Oakleigh Recreation Centre
- Interactive map of Oakleigh Recreation Centre
- Location: Park Rd, Oakleigh, 3166
- Coordinates: 37°53′34″S 145°05′48″E﻿ / ﻿37.8927°S 145.0967°E
- Owner: The People
- Operator: City of Monash
- Facilities: Stadium, health club, crèche, massage services, cafe, pool

Construction
- Opened: Originally 1950s, redevelopment complete 2009
- Cost: AU$10 million to renovate

Website
- Oakleigh Recreation Centre

= Oakleigh Recreation Centre =

Aquatic and leisure facility in Oakleigh, Victoria

The Oakleigh Recreation Centre is an aquatic and leisure facility in Oakleigh, Victoria, Australia. The centre has a stadium with four multipurpose courts, a health club, a crossfit box, massage services, a cafe and a state-of-the-art outdoor pool. The pool area contains five pools, an outdoor 50m lap pool, a dive pool with seven diving boards, a multi-purpose pool and a toddler pool and splash pad, which is an aquatic playground.

==History==
The original pools at Oakleigh Recreation Centre were constructed in the 1950s around a landscape of lawns and trees. Since then, the pool had grown to include a four-court indoor sports stadium, café and crèche. In 2007, the City of Monash assumed direct responsibility for the centre, including staff, programs and services.

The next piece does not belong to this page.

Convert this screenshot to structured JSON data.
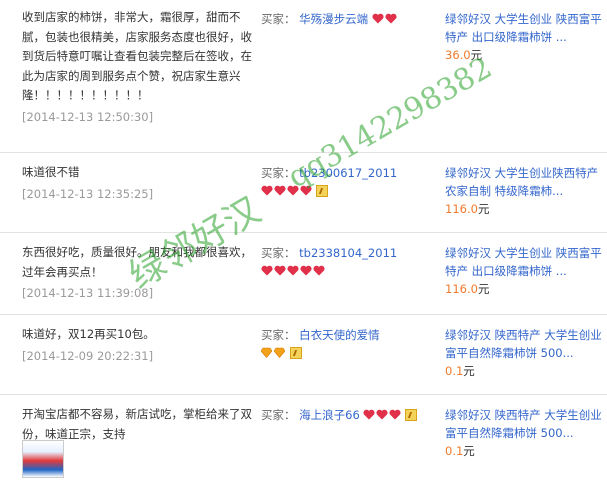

The pool was starting to look outdated so, in December 2008, the council embarked on an AU$10m redevelopment to fix the aquatic areas of the pool. This project delivered seasonal aquatic facilities back to the community and worked with the existing programs and services. The council decided to retain one of Melbourne's last outdoor diving boards. It has also introduced DE filtration, one of only a select group of pools in Victoria to do so. This method of filtration, along with the salt water pool makes for crystal clear water.